Remember to do these things when profiling is hard, which is why we have BenchmarkTools.jl. Here’s a much more representative benchmark:

julia> @benchmark for k = 1:$N for j = 1:$M for i = 1:$L; $arr[i,j,k] += 1; end; end; end
BenchmarkTools.Trial: 
  memory estimate:  0 bytes
  allocs estimate:  0
  --------------
  minimum time:     115.313 ms (0.00% GC)
  median time:      115.966 ms (0.00% GC)
  mean time:        116.025 ms (0.00% GC)
  maximum time:     118.212 ms (0.00% GC)
  --------------
  samples:          44
  evals/sample:     1

Note that this is about the same time we measured from the hand-written f2 function, but BenchmarkTools actually performs multiple trials to get a statistically meaningful estimate of the function’s performance.

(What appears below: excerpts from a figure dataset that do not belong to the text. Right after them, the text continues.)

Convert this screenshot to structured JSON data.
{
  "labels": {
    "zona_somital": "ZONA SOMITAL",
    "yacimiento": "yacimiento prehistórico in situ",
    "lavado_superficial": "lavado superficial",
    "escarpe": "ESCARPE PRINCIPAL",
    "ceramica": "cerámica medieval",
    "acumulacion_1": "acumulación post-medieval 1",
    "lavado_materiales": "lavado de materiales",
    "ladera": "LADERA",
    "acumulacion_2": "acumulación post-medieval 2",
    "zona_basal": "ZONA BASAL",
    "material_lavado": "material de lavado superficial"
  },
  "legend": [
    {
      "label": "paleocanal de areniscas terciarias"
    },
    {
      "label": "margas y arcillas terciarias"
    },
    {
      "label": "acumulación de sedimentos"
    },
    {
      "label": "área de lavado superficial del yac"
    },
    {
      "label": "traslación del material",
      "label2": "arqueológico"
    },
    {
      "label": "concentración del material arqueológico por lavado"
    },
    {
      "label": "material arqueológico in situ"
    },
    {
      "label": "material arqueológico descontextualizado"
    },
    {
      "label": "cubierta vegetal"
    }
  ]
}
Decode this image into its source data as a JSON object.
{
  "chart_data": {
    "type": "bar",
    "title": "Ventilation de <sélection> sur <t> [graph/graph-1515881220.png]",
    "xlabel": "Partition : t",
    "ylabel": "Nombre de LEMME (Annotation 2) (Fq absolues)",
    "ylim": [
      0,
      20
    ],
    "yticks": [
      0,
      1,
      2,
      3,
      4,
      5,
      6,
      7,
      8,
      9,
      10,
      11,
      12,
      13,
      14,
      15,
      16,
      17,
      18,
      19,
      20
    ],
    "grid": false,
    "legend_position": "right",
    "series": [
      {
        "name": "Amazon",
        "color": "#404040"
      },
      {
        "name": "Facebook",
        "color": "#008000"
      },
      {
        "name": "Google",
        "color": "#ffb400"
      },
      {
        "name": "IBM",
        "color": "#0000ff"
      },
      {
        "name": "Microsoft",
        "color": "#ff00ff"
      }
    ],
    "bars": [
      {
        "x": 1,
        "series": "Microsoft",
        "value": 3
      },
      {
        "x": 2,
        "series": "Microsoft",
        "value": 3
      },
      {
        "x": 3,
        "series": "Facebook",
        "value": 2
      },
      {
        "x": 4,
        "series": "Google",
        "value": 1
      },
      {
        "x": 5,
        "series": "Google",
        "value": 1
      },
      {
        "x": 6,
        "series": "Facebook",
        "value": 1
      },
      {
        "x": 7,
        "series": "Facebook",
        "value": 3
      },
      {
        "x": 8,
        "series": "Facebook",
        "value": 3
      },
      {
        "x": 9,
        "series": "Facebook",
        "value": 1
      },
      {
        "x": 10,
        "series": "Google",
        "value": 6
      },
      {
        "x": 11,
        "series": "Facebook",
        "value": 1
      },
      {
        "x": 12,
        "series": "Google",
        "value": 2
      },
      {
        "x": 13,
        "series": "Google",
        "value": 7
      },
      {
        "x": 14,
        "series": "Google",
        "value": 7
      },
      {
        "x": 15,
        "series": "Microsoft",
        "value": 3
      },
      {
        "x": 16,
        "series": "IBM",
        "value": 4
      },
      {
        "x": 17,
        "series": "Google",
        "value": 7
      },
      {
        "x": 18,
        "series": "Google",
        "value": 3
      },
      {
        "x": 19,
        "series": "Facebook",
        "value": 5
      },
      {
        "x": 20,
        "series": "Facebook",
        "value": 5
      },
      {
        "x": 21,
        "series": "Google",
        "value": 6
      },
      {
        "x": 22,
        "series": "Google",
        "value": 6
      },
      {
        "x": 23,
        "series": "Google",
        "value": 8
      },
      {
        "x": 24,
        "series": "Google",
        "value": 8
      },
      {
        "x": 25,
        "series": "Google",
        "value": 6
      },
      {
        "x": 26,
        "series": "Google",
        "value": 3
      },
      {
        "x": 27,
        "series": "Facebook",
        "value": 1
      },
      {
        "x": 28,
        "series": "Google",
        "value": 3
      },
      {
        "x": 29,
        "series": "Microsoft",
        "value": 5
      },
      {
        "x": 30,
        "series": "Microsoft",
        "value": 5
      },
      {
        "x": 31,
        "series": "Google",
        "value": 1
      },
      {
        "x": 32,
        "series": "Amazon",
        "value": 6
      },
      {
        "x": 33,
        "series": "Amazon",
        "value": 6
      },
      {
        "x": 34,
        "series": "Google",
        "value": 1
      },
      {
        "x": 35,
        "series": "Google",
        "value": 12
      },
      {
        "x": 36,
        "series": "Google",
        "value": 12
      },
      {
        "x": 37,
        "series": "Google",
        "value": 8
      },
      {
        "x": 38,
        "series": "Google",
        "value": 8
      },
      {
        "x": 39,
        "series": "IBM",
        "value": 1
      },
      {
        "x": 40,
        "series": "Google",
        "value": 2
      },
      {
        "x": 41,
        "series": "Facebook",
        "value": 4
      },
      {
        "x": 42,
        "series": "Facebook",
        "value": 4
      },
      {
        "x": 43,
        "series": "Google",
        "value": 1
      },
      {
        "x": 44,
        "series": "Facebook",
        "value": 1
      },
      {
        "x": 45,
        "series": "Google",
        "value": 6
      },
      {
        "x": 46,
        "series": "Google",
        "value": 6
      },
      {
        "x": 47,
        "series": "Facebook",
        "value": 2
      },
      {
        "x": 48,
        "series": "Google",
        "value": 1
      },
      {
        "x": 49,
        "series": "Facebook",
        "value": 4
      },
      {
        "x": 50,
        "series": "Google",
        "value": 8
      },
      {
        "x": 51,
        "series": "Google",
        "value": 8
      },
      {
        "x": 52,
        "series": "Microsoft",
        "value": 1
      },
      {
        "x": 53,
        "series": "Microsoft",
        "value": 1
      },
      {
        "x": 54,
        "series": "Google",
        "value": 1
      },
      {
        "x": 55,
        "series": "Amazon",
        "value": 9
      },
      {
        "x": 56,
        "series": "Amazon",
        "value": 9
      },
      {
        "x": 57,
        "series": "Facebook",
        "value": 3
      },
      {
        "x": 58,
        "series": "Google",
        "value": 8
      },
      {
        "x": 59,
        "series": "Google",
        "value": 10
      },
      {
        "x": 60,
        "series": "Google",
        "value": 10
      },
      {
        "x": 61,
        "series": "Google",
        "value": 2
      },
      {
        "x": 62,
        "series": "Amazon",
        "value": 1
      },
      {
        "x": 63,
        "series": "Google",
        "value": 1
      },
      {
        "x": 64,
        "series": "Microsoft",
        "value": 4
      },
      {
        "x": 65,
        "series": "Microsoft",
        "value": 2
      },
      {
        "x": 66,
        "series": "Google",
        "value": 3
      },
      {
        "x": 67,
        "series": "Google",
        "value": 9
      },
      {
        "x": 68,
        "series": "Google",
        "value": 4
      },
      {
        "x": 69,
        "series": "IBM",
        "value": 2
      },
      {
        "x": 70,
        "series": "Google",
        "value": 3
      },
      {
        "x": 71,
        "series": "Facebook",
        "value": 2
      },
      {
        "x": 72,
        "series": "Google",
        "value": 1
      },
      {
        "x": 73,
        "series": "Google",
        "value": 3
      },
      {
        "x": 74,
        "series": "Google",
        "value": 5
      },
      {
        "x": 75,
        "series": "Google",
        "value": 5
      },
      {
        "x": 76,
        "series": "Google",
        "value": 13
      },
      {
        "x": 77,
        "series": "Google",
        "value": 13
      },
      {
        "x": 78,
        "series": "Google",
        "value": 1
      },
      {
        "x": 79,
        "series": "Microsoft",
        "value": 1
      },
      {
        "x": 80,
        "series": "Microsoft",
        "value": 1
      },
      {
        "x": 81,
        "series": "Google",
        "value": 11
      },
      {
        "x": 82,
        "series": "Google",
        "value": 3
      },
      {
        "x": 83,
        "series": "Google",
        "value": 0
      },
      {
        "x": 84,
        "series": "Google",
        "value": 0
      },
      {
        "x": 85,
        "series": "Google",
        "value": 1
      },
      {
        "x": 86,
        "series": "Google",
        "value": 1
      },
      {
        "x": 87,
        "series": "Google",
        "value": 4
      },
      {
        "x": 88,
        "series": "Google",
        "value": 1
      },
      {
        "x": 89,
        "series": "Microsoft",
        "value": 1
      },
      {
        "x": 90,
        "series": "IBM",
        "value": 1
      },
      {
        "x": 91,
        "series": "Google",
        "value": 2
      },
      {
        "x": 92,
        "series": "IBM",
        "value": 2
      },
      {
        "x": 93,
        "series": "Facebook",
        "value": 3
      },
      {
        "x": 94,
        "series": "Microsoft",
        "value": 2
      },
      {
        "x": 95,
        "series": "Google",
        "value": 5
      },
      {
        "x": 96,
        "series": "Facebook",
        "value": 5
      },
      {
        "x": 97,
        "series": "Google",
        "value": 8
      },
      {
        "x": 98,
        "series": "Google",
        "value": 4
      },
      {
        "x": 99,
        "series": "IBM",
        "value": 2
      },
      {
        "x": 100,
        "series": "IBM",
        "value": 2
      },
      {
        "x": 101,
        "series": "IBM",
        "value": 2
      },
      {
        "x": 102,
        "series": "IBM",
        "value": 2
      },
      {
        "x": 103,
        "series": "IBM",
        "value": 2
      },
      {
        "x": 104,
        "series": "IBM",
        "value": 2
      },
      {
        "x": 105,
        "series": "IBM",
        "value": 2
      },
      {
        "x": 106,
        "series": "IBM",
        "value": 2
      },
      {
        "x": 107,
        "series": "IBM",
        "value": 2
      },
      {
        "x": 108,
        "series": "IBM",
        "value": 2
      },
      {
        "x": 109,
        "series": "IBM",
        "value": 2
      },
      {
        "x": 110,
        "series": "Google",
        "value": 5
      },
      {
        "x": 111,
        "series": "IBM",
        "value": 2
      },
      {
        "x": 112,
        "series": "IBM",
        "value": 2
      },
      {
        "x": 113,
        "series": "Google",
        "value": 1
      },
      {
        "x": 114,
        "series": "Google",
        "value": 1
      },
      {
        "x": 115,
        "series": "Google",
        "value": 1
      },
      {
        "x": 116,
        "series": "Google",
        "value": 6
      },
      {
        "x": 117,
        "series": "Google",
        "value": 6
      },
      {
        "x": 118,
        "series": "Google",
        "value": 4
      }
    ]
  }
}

Try using BenchmarkTools to measure the speed of each of your versions. You should find that they’re all quite fast in Julia :smile:


#6

Thank you very much to the three of you, I understood many things. So I should be fine with using 3d arrays, but then if I have to perform matrix operations on such an array, I should ensure that I slice it according to the last two dimensions, i.e. operating on arr[i,:,:] should be much more efficient than operating on arr[:,:,k]…? (And the same goes for arr[i,j,:] and arr[:,j,k].)

I will time the different versions in a proper manner anyway.


#7

Close (but exactly backwards :wink:). In a normal Julia array, the values arr[1, j, k] and arr[2, j, k] are stored next to each other in memory, so it’s most efficient to slice along the first dimension, since all those elements live next to each other. Likewise, slicing along the first N dimensions will be more efficient than the last N dimensions.

By the way, if you find it hard to remember which order to use when looping (I do), then I have good news: for looping over all the elements of an array, there’s an easier, better way. Just do:

for i in eachindex(arr)
  arr[i] += 1
end

eachindex() is a Julia function that will produce the “right” kind and order of indices for a particular array-like object of any number of dimensions. For example, for a normal Array it will produce indices in memory order, but it will also do the most efficient thing for a sparse array, some kind of weird row-major array, or lots of other array-like types. For example:

julia> @benchmark for i in eachindex($arr); $arr[i] += 1; end
BenchmarkTools.Trial: 
  memory estimate:  0 bytes
  allocs estimate:  0
  --------------
  minimum time:     120.798 ms (0.00% GC)
  median time:      121.303 ms (0.00% GC)
  mean time:        121.723 ms (0.00% GC)
  maximum time:     128.112 ms (0.00% GC)
  --------------
  samples:          42
  evals/sample:     1

just as fast as the correctly-ordered nested loops, but with no need to write them out.


#8

Haha, thanks for your tolerance, I obviously did not think long enough before typing. Great additional information. Thank you for everything.